WASHINGTON, DC – After working on it for a year and a half, President Donald Trump has finished coloring the first page of his Presidential Coloring book.

“You should see this page, some people say it’s the best page of coloring that has ever been colored,” Trump said. “Do you think that Crooked Hillary would have colored something this amazing? No. She should be in jail. I had the biggest election victory in the universe, you know that right? I tell that story everyday because I’m just the most amazing person in the world. It’s just me and Jesus, but you know, not that I like to brag, but I’m better than Jesus. First of all, he was a dirty Jew, so you know he was probably crooked. We won’t even get started that he’s from one of those shithole Muslim countries, so you know, he’s probably a terrorist. I wouldn’t be surprised to hear that Jesus and Crooked Hillary colluded with the Russians to prevent be me from getting elected. I may have to start call him Jewy Jesus or something. You like that nickname? I came up with it myself. Right off the top of my head. Old Jewy Jesus and Crooked Hillary… partners in crime!”

After completing the picture Trump held a press conference to brag about his accomplishment. When asked what the picture was of, Trump seemed to stumble on his words before shouting “Me! I colored this! By myself! It was all me.”

“You have to remember that Trump is a stupid, stupid person. Historically stupid. And the sad thing is, (Trump) doesn’t even know what the picture is depicting,” said White House Chief of Staff John Kelly. “It’s a simple picture of the American Flag, that’s it. Yet (Trump) keeps calling it his ‘eagle’ picture. I… I just don’t anymore. I’m tired. Do you know how tired I am? I can’t do this shit anymore. Have you ever thought about how brain numbing this is for me? I was a general in the Marine Corps. All I wanted to do is make America white again and now I babysit a retarded chimpanzee that we call our President. For fucks sake, (the picture is) a god damned flag! There isn’t a fucking picture of an eagle in the entire book! This is how dumb this guy is. I’m sorry, that was insensitive. I shouldn’t put down retarded chimpanzees like that.”

Democrats have been quick to point out that Trump was unable to stay within the lines of the picture and that Trump used the wrong colors for the flag.
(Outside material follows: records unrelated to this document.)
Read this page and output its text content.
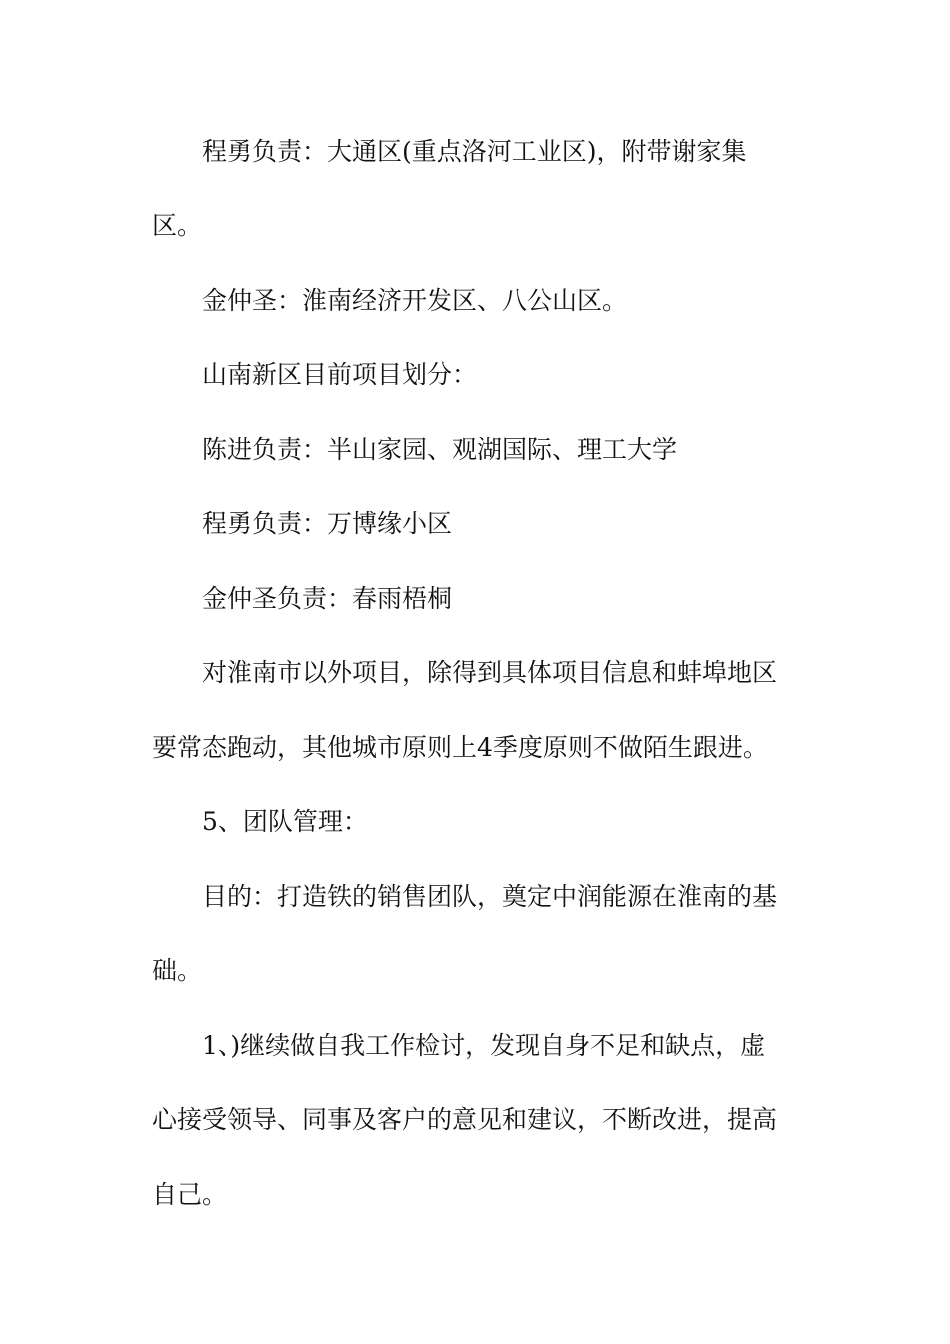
程勇负责：大通区(重点洛河工业区)，附带谢家集

区。

金仲圣：淮南经济开发区、八公山区。

山南新区目前项目划分：

陈进负责：半山家园、观湖国际、理工大学

程勇负责：万博缘小区

金仲圣负责：春雨梧桐

对淮南市以外项目，除得到具体项目信息和蚌埠地区

要常态跑动，其他城市原则上4季度原则不做陌生跟进。

5、团队管理：

目的：打造铁的销售团队，奠定中润能源在淮南的基

础。

1、)继续做自我工作检讨，发现自身不足和缺点，虚

心接受领导、同事及客户的意见和建议，不断改进，提高

自己。
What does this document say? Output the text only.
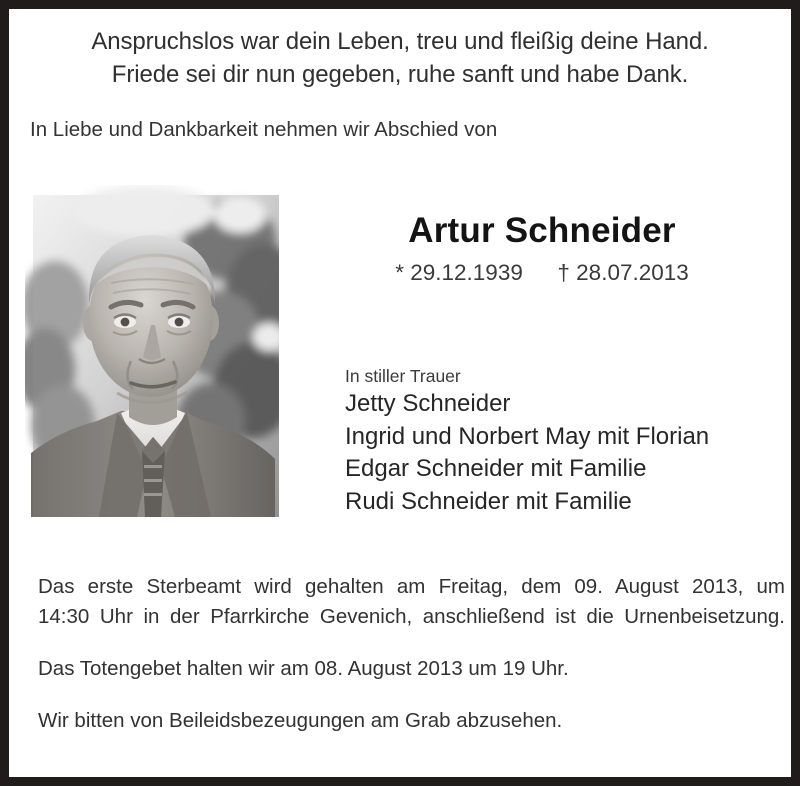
Anspruchslos war dein Leben, treu und fleißig deine Hand.
Friede sei dir nun gegeben, ruhe sanft und habe Dank.
In Liebe und Dankbarkeit nehmen wir Abschied von
Artur Schneider
* 29.12.1939 † 28.07.2013
In stiller Trauer
Jetty Schneider
Ingrid und Norbert May mit Florian
Edgar Schneider mit Familie
Rudi Schneider mit Familie

Das erste Sterbeamt wird gehalten am Freitag, dem 09. August 2013, um
14:30 Uhr in der Pfarrkirche Gevenich, anschließend ist die Urnenbeisetzung.

Das Totengebet halten wir am 08. August 2013 um 19 Uhr.

Wir bitten von Beileidsbezeugungen am Grab abzusehen.
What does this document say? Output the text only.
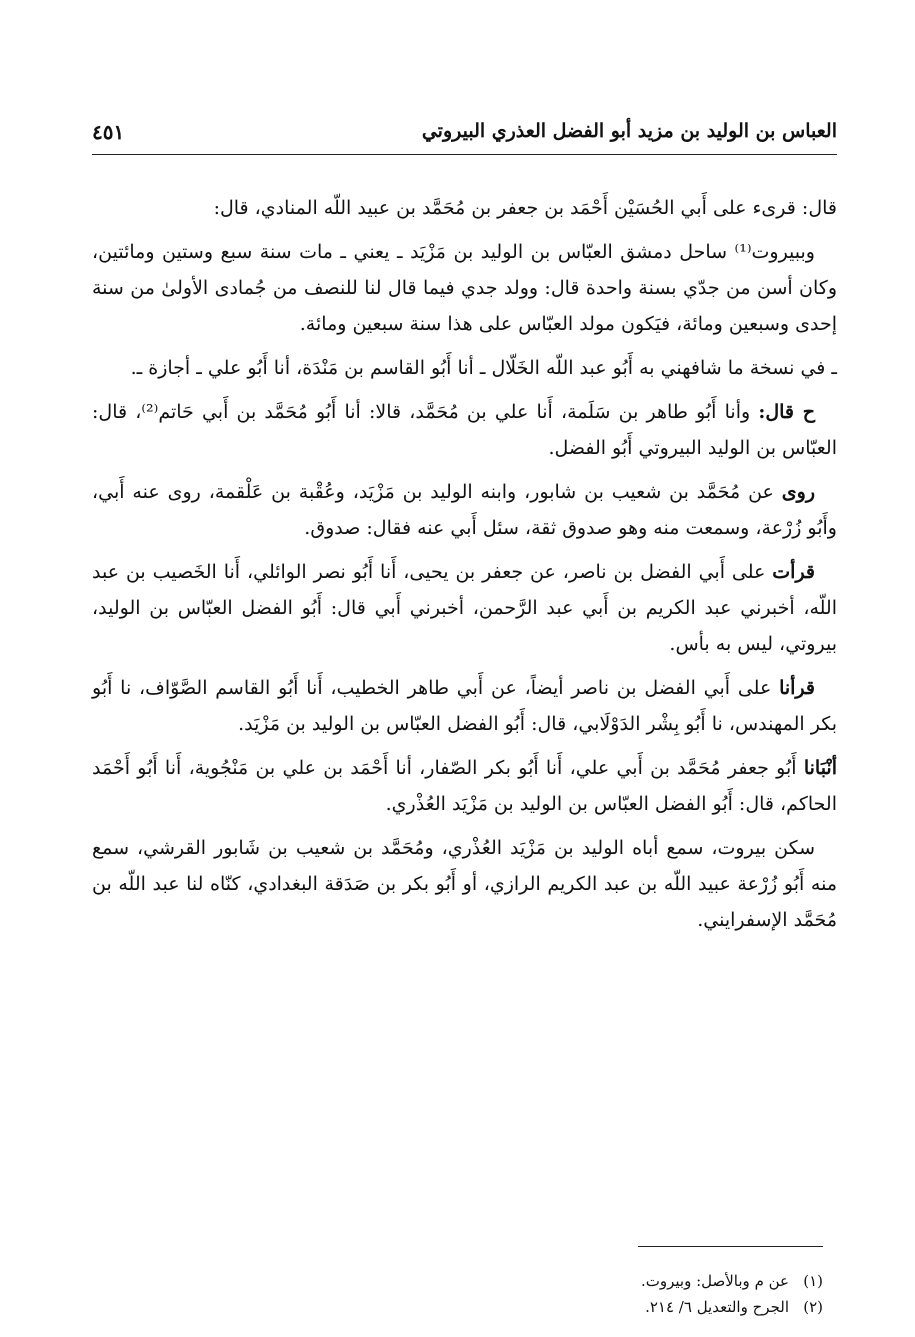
العباس بن الوليد بن مزيد أبو الفضل العذري البيروتي
٤٥١

قال: قرىء على أَبي الحُسَيْن أَحْمَد بن جعفر بن مُحَمَّد بن عبيد اللّه المنادي، قال:

وببيروت⁽¹⁾ ساحل دمشق العبّاس بن الوليد بن مَزْيَد ـ يعني ـ مات سنة سبع وستين ومائتين، وكان أسن من جدّي بسنة واحدة قال: وولد جدي فيما قال لنا للنصف من جُمادى الأولىٰ من سنة إحدى وسبعين ومائة، فيَكون مولد العبّاس على هذا سنة سبعين ومائة.

ـ في نسخة ما شافهني به أَبُو عبد اللّه الخَلّال ـ أنا أَبُو القاسم بن مَنْدَة، أنا أَبُو علي ـ أجازة ـ.

ح قال: وأنا أَبُو طاهر بن سَلَمة، أَنا علي بن مُحَمَّد، قالا: أنا أَبُو مُحَمَّد بن أَبي حَاتم⁽²⁾، قال: العبّاس بن الوليد البيروتي أَبُو الفضل.

روى عن مُحَمَّد بن شعيب بن شابور، وابنه الوليد بن مَزْيَد، وعُقْبة بن عَلْقمة، روى عنه أَبي، وأَبُو زُرْعة، وسمعت منه وهو صدوق ثقة، سئل أَبي عنه فقال: صدوق.

قرأت على أَبي الفضل بن ناصر، عن جعفر بن يحيى، أَنا أَبُو نصر الوائلي، أَنا الخَصيب بن عبد اللّه، أخبرني عبد الكريم بن أَبي عبد الرَّحمن، أخبرني أَبي قال: أَبُو الفضل العبّاس بن الوليد، بيروتي، ليس به بأس.

قرأنا على أَبي الفضل بن ناصر أيضاً، عن أَبي طاهر الخطيب، أَنا أَبُو القاسم الصَّوّاف، نا أَبُو بكر المهندس، نا أَبُو بِشْر الدَوْلَابي، قال: أَبُو الفضل العبّاس بن الوليد بن مَزْيَد.

أنْبَانا أَبُو جعفر مُحَمَّد بن أَبي علي، أَنا أَبُو بكر الصّفار، أنا أَحْمَد بن علي بن مَنْجُوية، أَنا أَبُو أَحْمَد الحاكم، قال: أَبُو الفضل العبّاس بن الوليد بن مَزْيَد العُذْري.

سكن بيروت، سمع أباه الوليد بن مَزْيَد العُذْري، ومُحَمَّد بن شعيب بن شَابور القرشي، سمع منه أَبُو زُرْعة عبيد اللّه بن عبد الكريم الرازي، أو أَبُو بكر بن صَدَقة البغدادي، كنّاه لنا عبد اللّه بن مُحَمَّد الإسفرايني.

(١)عن م وبالأصل: وبيروت.
(٢)الجرح والتعديل ٦/ ٢١٤.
“First of all, my two-year-old grandson colors better than (Trump),” said House Minority Leader Nancy Pelosi. “(The picture) looks like someone, probably lacking in general cognitive abilities, just took a crayon and scribbled on the paper. On top of that, there isn’t a single hint of blue anywhere on this page. It’s just red and yellow. Even a retarded chimpanzee knows that the colors of our great flag are red, white and blue! I’m sorry, that was probably insensitive. I should have said mentally challenged chimpanzee. (Trump) is way worse than just mentally challenged.”

The book was given to him by President Barak Obama as a parting gift.
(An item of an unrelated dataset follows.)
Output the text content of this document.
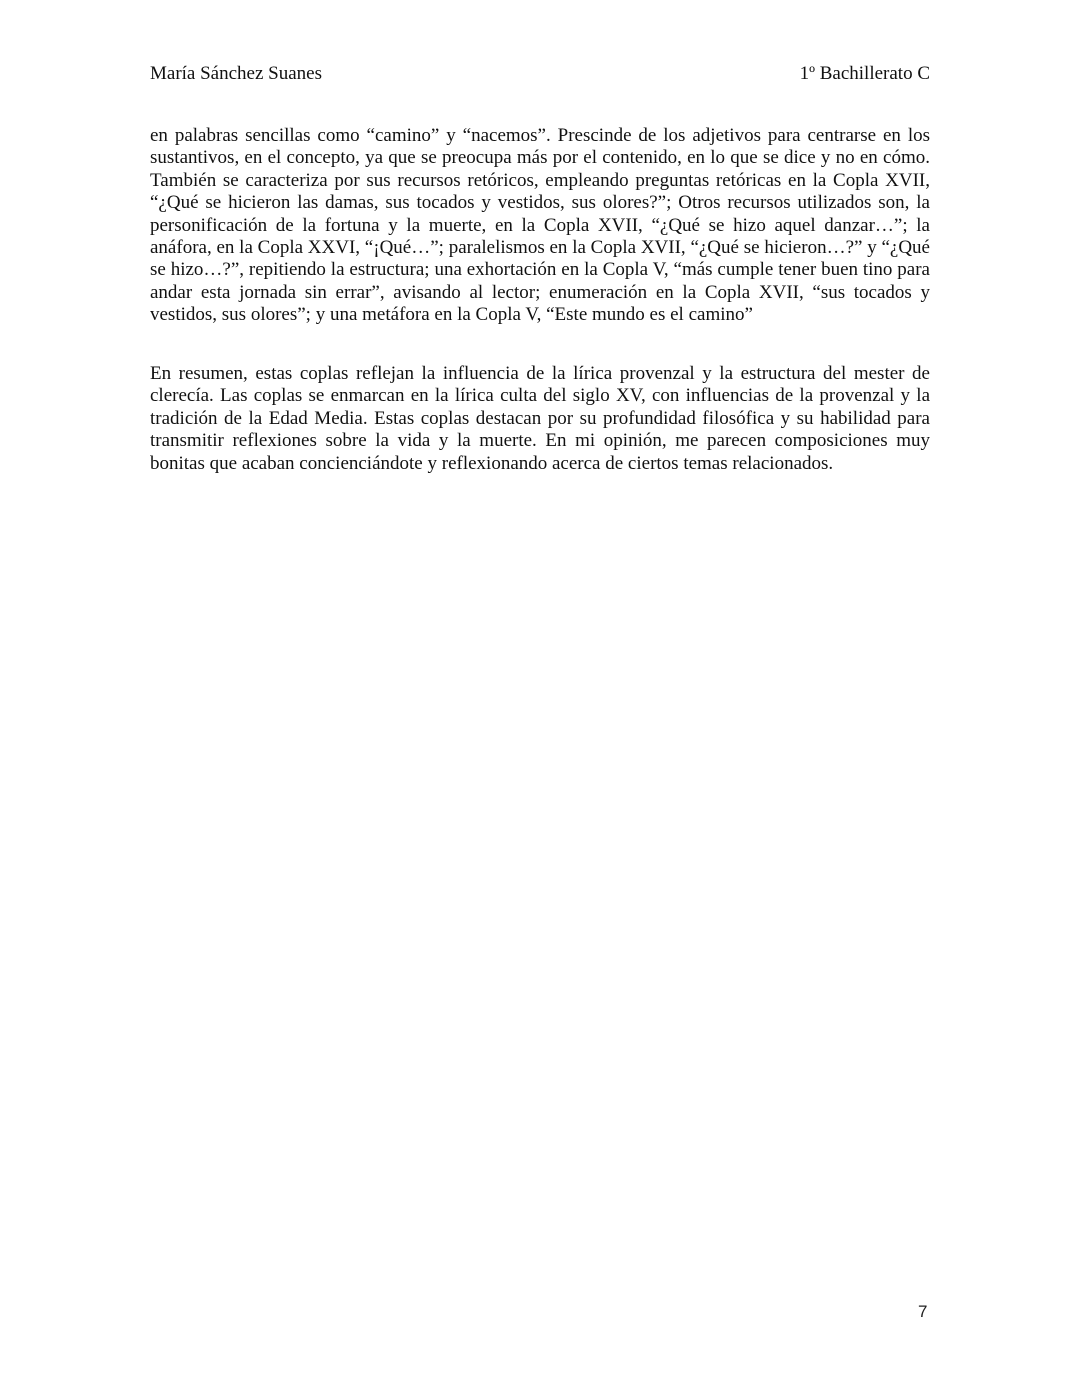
María Sánchez Suanes	1º Bachillerato C

en palabras sencillas como “camino” y “nacemos”. Prescinde de los adjetivos para centrarse en los sustantivos, en el concepto, ya que se preocupa más por el contenido, en lo que se dice y no en cómo. También se caracteriza por sus recursos retóricos, empleando preguntas retóricas en la Copla XVII, “¿Qué se hicieron las damas, sus tocados y vestidos, sus olores?”; Otros recursos utilizados son, la personificación de la fortuna y la muerte, en la Copla XVII, “¿Qué se hizo aquel danzar…”; la anáfora, en la Copla XXVI, “¡Qué…”; paralelismos en la Copla XVII, “¿Qué se hicieron…?” y “¿Qué se hizo…?”, repitiendo la estructura; una exhortación en la Copla V, “más cumple tener buen tino para andar esta jornada sin errar”, avisando al lector; enumeración en la Copla XVII, “sus tocados y vestidos, sus olores”; y una metáfora en la Copla V, “Este mundo es el camino”

En resumen, estas coplas reflejan la influencia de la lírica provenzal y la estructura del mester de clerecía. Las coplas se enmarcan en la lírica culta del siglo XV, con influencias de la provenzal y la tradición de la Edad Media. Estas coplas destacan por su profundidad filosófica y su habilidad para transmitir reflexiones sobre la vida y la muerte. En mi opinión, me parecen composiciones muy bonitas que acaban concienciándote y reflexionando acerca de ciertos temas relacionados.

7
“It is customary for the outgoing President to give the President Elect a gift. I thought that it would be a nice gesture to give him a coloring book,” Obama said. “There is very little difference between Trump and, let’s say a two-year-old so we thought the coloring book would be a good gift. I’m just glad that I don’t have to deal with this shit anymore.”

Since completing the picture, Trump has asked Kelly to post the picture on the refrigerator in the White House kitchen.

“I’m not going to post (the picture) on the Fridge,” said Kelly. “If he wants it on the god damned fridge he can get off his stupid, fat ass and see if he can find the fridge and then he can try to figure out how to stick in on to the fridge.”

While there are several more pages in the coloring book it is unclear at this time if Trump will color any more pictures.